En la piel del crítico y el universo de lo popular
—Si tendrías que ponerte por un minuto en la piel del “crítico” y hacer una evaluación de El Bululú, o contarle al espectador por qué tendría que ir a ver esta obra, ¿qué le dirías?, ¿cuál sería tu argumento?
—Hay un argumento que yo, si fuese crítico, pondría en relieve, y de alguna manera es el mismo que me motiva a mí a hacer esta obra: yo les diría que tienen que verla porque es única. Más allá de sus características —para algunos podrán ser más o menos formidables—, creo que el que va a ver El Bululú puede percibir que hay algo único, y en el teatro eso es muy valioso. Se trata de algo distinto por lo que te deja, y no por lo que en sí mismo hace; y es único porque el espectador también se siente único.
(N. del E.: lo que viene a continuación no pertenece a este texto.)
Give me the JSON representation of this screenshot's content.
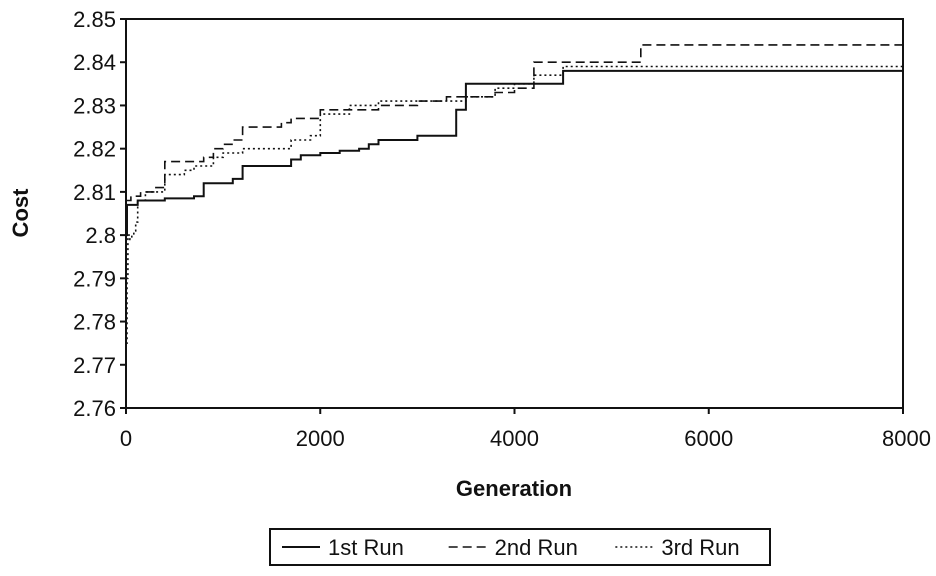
{
  "chart_data": {
    "type": "line",
    "title": "",
    "xlabel": "Generation",
    "ylabel": "Cost",
    "xlim": [
      0,
      8000
    ],
    "ylim": [
      2.76,
      2.85
    ],
    "xticks": [
      0,
      2000,
      4000,
      6000,
      8000
    ],
    "xtick_labels": [
      "0",
      "2000",
      "4000",
      "6000",
      "8000"
    ],
    "yticks": [
      2.76,
      2.77,
      2.78,
      2.79,
      2.8,
      2.81,
      2.82,
      2.83,
      2.84,
      2.85
    ],
    "ytick_labels": [
      "2.76",
      "2.77",
      "2.78",
      "2.79",
      "2.8",
      "2.81",
      "2.82",
      "2.83",
      "2.84",
      "2.85"
    ],
    "grid": false,
    "legend_position": "bottom",
    "series": [
      {
        "name": "1st Run",
        "style": "solid",
        "color": "#111111",
        "x": [
          0,
          10,
          20,
          120,
          400,
          700,
          800,
          1000,
          1100,
          1200,
          1600,
          1700,
          1800,
          1900,
          2000,
          2200,
          2400,
          2500,
          2600,
          2800,
          3000,
          3200,
          3300,
          3350,
          3400,
          3500,
          4200,
          4500,
          8000
        ],
        "y": [
          2.8,
          2.807,
          2.807,
          2.808,
          2.8085,
          2.809,
          2.812,
          2.812,
          2.813,
          2.816,
          2.816,
          2.8175,
          2.8185,
          2.8185,
          2.819,
          2.8195,
          2.82,
          2.821,
          2.822,
          2.822,
          2.823,
          2.823,
          2.823,
          2.823,
          2.829,
          2.835,
          2.835,
          2.838,
          2.838
        ]
      },
      {
        "name": "2nd Run",
        "style": "dashed",
        "color": "#111111",
        "x": [
          0,
          30,
          50,
          150,
          300,
          400,
          500,
          700,
          800,
          900,
          1000,
          1100,
          1200,
          1400,
          1600,
          1700,
          1800,
          2000,
          2300,
          2600,
          2800,
          3000,
          3300,
          3500,
          3800,
          4000,
          4100,
          4200,
          5200,
          5300,
          8000
        ],
        "y": [
          2.808,
          2.808,
          2.809,
          2.81,
          2.811,
          2.817,
          2.817,
          2.817,
          2.818,
          2.82,
          2.821,
          2.822,
          2.825,
          2.825,
          2.826,
          2.827,
          2.827,
          2.829,
          2.829,
          2.83,
          2.83,
          2.831,
          2.832,
          2.832,
          2.833,
          2.834,
          2.834,
          2.84,
          2.84,
          2.844,
          2.844
        ]
      },
      {
        "name": "3rd Run",
        "style": "dotted",
        "color": "#111111",
        "x": [
          0,
          10,
          20,
          40,
          60,
          80,
          100,
          120,
          200,
          400,
          600,
          700,
          900,
          1000,
          1200,
          1600,
          1700,
          1800,
          1900,
          2000,
          2300,
          2600,
          2800,
          3000,
          3300,
          3500,
          3800,
          4000,
          4200,
          4500,
          8000
        ],
        "y": [
          2.775,
          2.79,
          2.8,
          2.799,
          2.8,
          2.801,
          2.803,
          2.808,
          2.81,
          2.814,
          2.815,
          2.816,
          2.818,
          2.819,
          2.82,
          2.82,
          2.822,
          2.822,
          2.823,
          2.828,
          2.83,
          2.831,
          2.831,
          2.831,
          2.831,
          2.832,
          2.834,
          2.835,
          2.837,
          2.839,
          2.839
        ]
      }
    ]
  }
}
—¿Cómo percibís la reacción del público en las funciones?
—Es avasallante, y muchos no pueden creer que haga dos funciones de esta obra. La ovación final es como un “volver a empezar”, porque en algún punto nos recuerda que el teatro siempre fue así, que el artista siempre quiere que el público esté ahí, con toda su fuerza, con toda su furia y con toda su alegría, festejando el teatro, pasándole por encima. Porque artistas exigentes hacen un público exigente, y viceversa. Entonces El Bululú se para ahí solito todas las noches, a levantar la vara lo más que pueda. Y además es teatro popular. Muchas veces lo popular es bastardeado por creer que atrae muchedumbres, por estar vinculado a lo masivo…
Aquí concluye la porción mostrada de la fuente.